LAS LASÓW, CZYLI PUSZCZA NOTECKA

Długość trasy: 126 km
Orientacyjny czas trwania: 1 dzień

Wszystko ma swój początek, ale mam wrażenie, że Puszcza Notecka wymyka się wszelkim ramom i granicom. W wielu źródłach szukałem jej ściśle wytyczonych granic. Okazało się to stratą czasu. Ten, jeden z największych kompleksów leśnych w Polsce niejednokrotnie udowodnił mi, że jest wyjątkowy. Nie tylko pod względem w trudności określenia obszaru, ale również niecodziennym poczuciem bycia pośrodku niczego. Na dodatek bez zasięgu sieci komórkowej. Nim podniosą się uczone głosy z narysowaną granicą Puszczy spieszę z wyjaśnieniem, że szukałem jej granic tylko po to, żeby wiedzieć jak daleko mogę zapuścić się w leśną gęstwinę nim zmienię region i województwo. Skupiłem się głównie na części puszczy położonej nad Wartą i Notecią.

Przygodę i zarazem trasę rozpocząłem od wizyty w Sierakowie. Wypunktowałem sobie trzy interesujące mnie miejsca. Zwiedzanie rozpocząłem parkując przy Zamku Opalińskich. W obudowanym skrzydle zamku funkcjonuje muzeum poświęcone historii regionu. Historia tego malowniczo położonego nad brzegiem Warty zamku sięga przełomu XIV i XV wieku. Po dość burzliwych dziejach został rozebrany w 1829 roku. W latach 90-tych XX wieku odnaleziono w pobliskim kościele sarkofagi rodziny Opalińskich i to wydarzenie stało się motorem zmian. Wyremontowano nikłe pozostałości zamku i w 1995 roku uruchomiono w nim muzeum. Po przyjrzeniu się bliżej historii Sierakowa i okolic poszedłem do pobliskiej stadniny koni. Nie byle jakiej, bo Stado Ogierów Sieraków uważa się za najstarsze w Polsce. Umowną datą jest rok 1829 kiedy to nad Wartę trafiły pierwsze ogiery. Budynki z zewnątrz są imponującej wielkości, a spacerując po rozległym placu co rusz słychać końskie pochrapywania. To miejsce z pewnością zachwyci wszystkich miłośników koni i turystyki konnej. Ja lubię konie oglądać z daleka dlatego dość szybko udałem się do ostatniego miejsca z listy, czyli do synagogi z końca XIX wieku. Chcąc do niej dotrzeć przeszedłem spacerkiem przez dość rozległy rynek. Dzięki temu mogłem zobaczyć Sieraków od środka i będąc szczerym uważam, że mając w perspektywie tak wielkie cuda przyrody, nie warto poświęcać zbyt wiele czasu na zwiedzanie miasta. Prawdziwe atrakcje czają się tuż za rogiem, a raczej tuż za rzeką.
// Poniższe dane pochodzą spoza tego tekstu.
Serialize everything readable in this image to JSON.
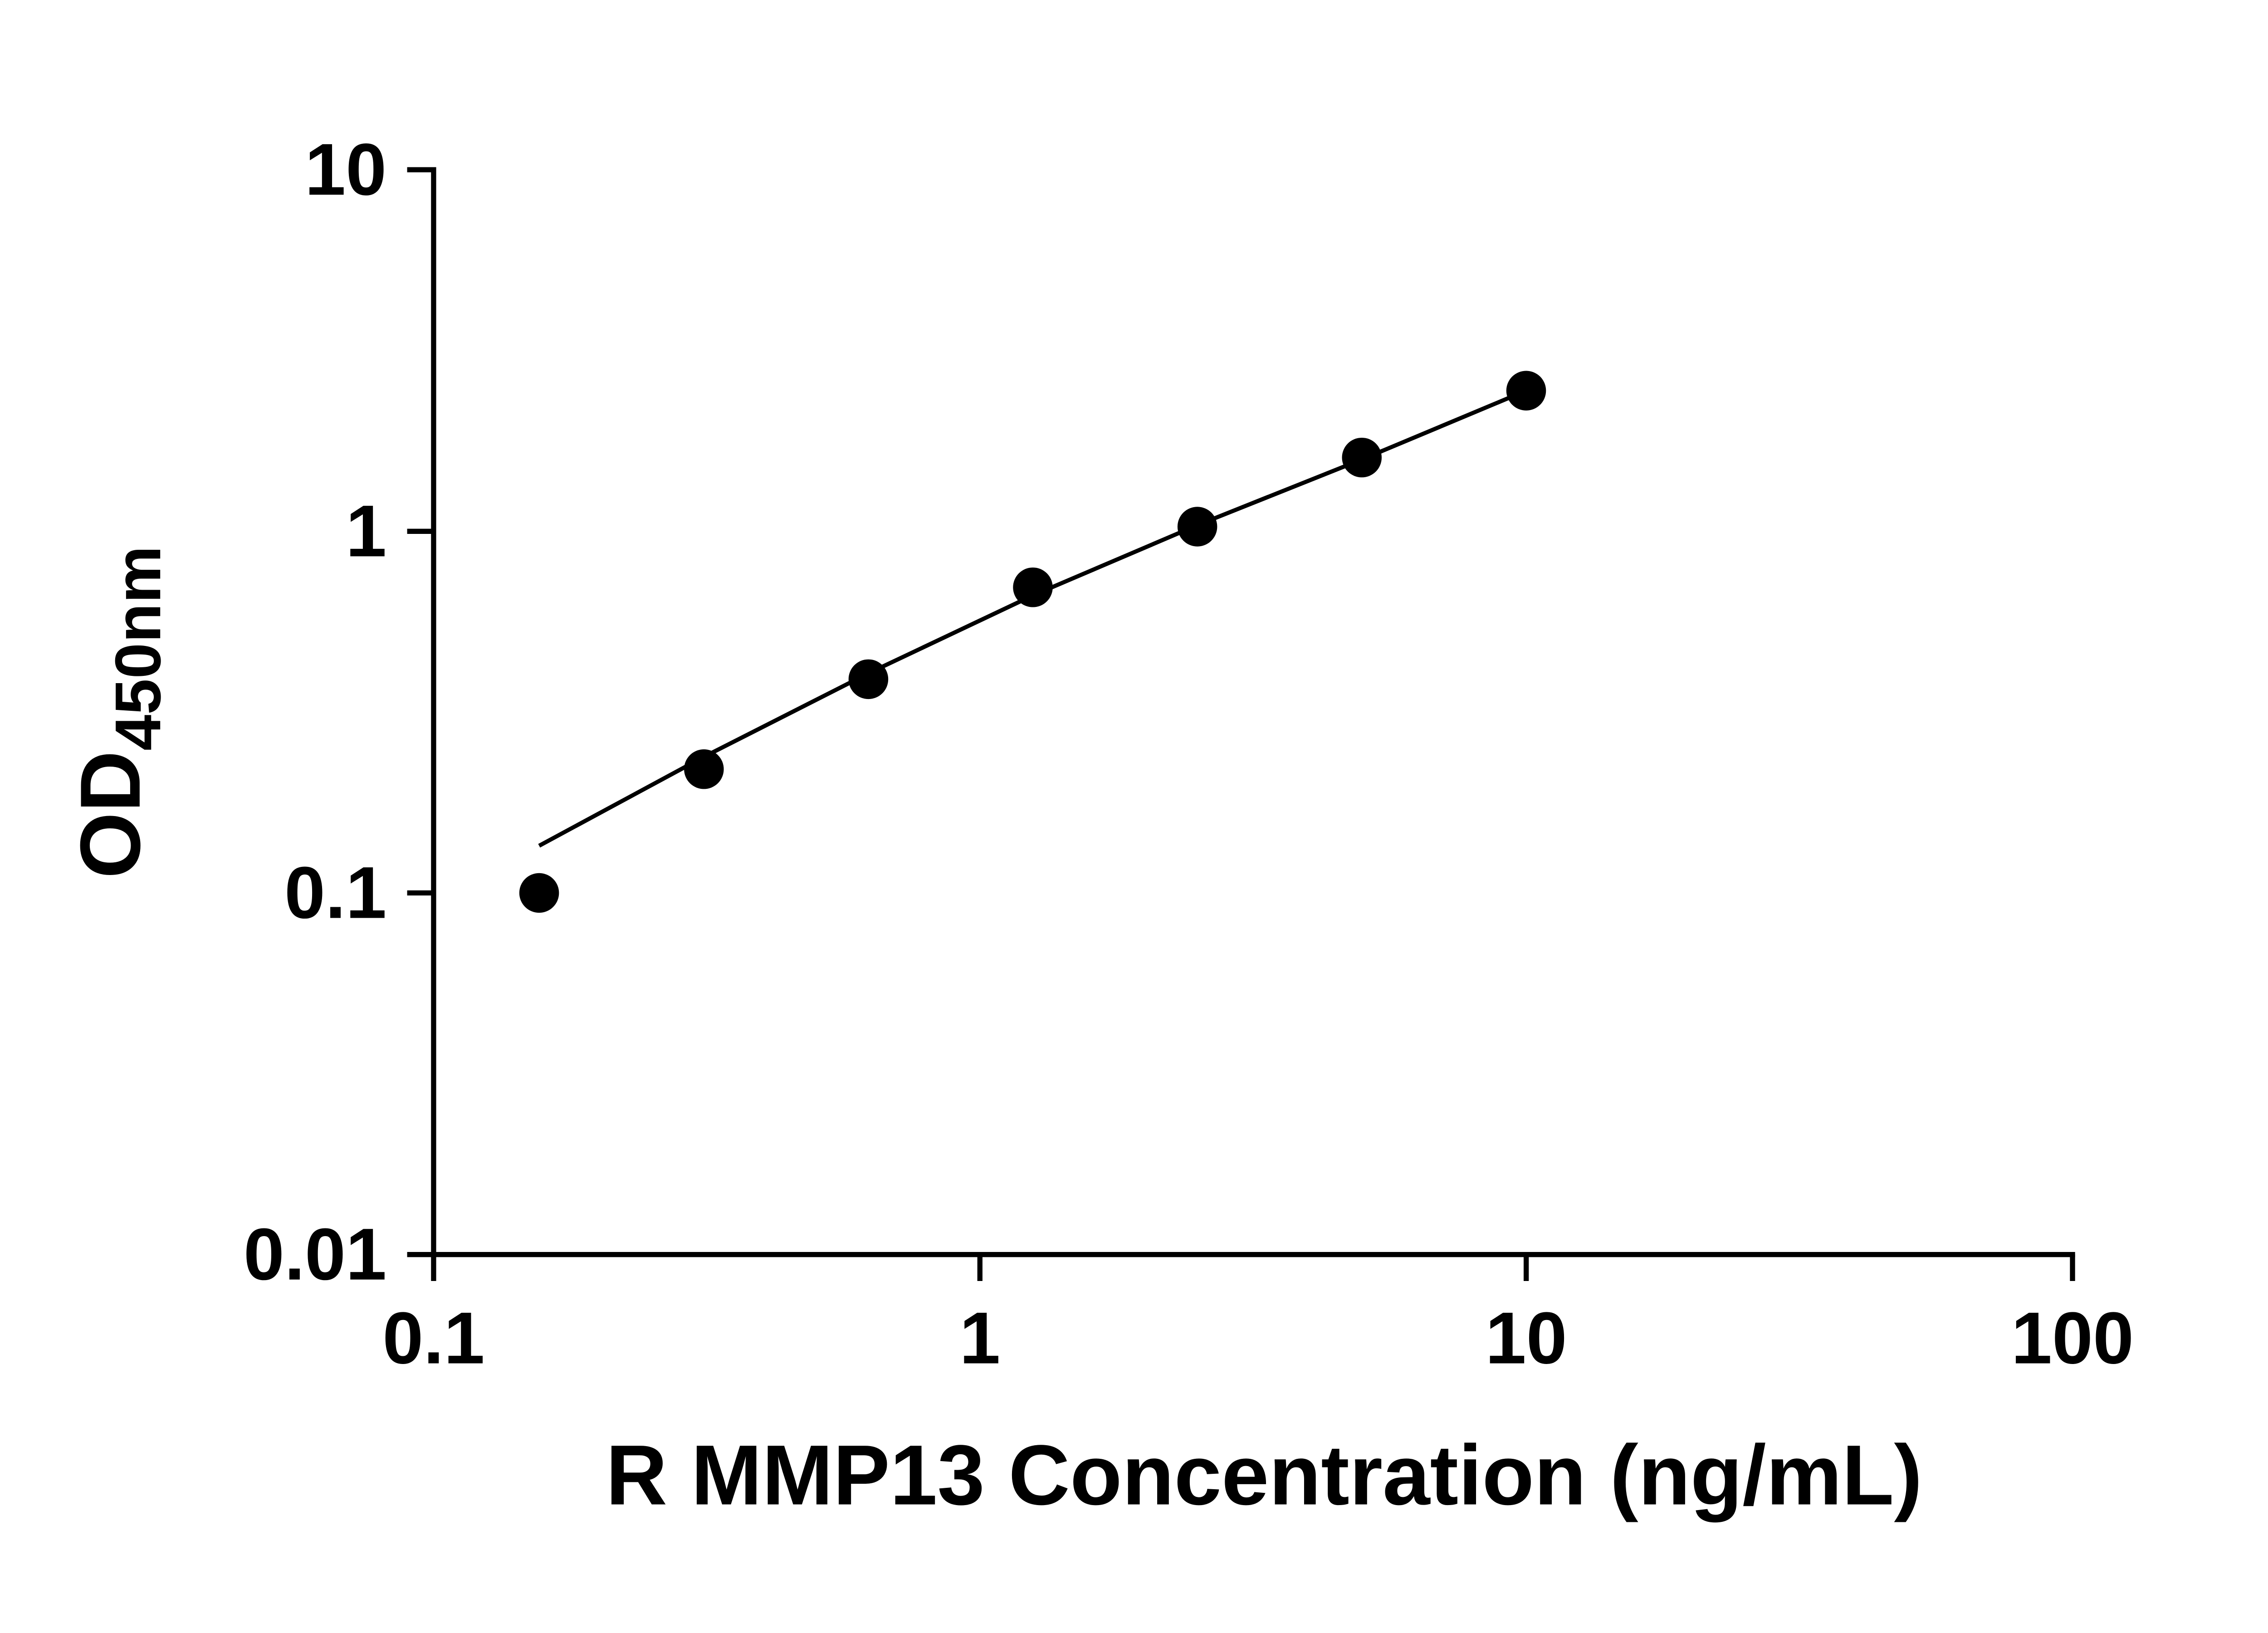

Mógłbym Wartę pokonać mostem, ale jak mogłem odmówić sobie przyjemności przepłynięcia jej promem! Drogą nr 182 udałem się do wsi Zatom Stary i w kilka minut po niedługim rejsie koła Mazdy CX-5 dotknęły asfaltu w Zatomiu Nowym. Z drogi nr 198 skręciłem w leśny dukt prowadzący do parkingu przy pozostałościach dawnej kopalni węgla brunatnego. Prowadzą do niej drogowskazy „Kopalnia Wanda”. Po krótkim spacerze leśnym szlakiem dociera się do ceglanych pozostałości budynków. Tuż obok rozpościera się widok na piękne rynnowe Jezioro Kłosowskie. Wróciłem do auta i choć stan drogi nie zachęcał to udałem się nią dalej na północ i jadąc przez leśne osady Kukułka i Borowy Młyn dojechałem do obrzeży Sierakowa. Znalazłem tam drogę nr 133 i nią udałem się do Piłki. Nim pokonałem wielokilometrowy odcinek przez las zatrzymałem się na chwilę nad malowniczym Jeziorem Kubek w Jeziornie. Jest to jezioro wciśnięte pomiędzy bujne sosnowe lasy, a przy okazji charakteryzuje się tym, że jest bardzo płytkie (max 3,5 m głębokości). Leśnym skrótem, bez obaw dzięki napędowi 4×4 i wyższemu zawieszeniu Mazdy CX-5 wróciłem na drogę nr 133. Nie była ona jednak dużo lepsza niż mój skrót. Ta droga niemal w całości na odcinku 15 km jest drogą leśną. Kilka lat temu pokonałem ją zupełnie nieświadomie Mazdą CX-3 i dopiero na końcu zobaczyłem znak, że droga przeznaczona jest wyłącznie dla samochodów terenowych. W czasie kiedy teraz nią jechałem (maj 2021) jej stan był naprawdę dobry i tylko w kilku miejscach trafiłem na „pralkę”, która wytrzęsła dość mocno auto. Nie było już jednak piaszczystych pułapek i grząskich miejsc, jak parę lat temu. Czy zatem ta trasa przeznaczona jest dla SUVów i aut z napędem 4×4? Najłatwiej byłoby powiedzieć, że tak, ALE w zależności od pory roku, stanu dróg i umiejętności kierowcy śmiem twierdzić, że można śmiało pokonać ją każdym samochodem. Jeśli natomiast mamy na uwadze komfort i pewność dotarcia do celu, to muszę przyznać, że Mazda CX-5 dawała mi genialne poczucie bezpieczeństwa. Zdradzę już teraz, że na całej trasie nigdzie nie „utknąłem”, a kilka razy sam prosiłem się o kłopoty.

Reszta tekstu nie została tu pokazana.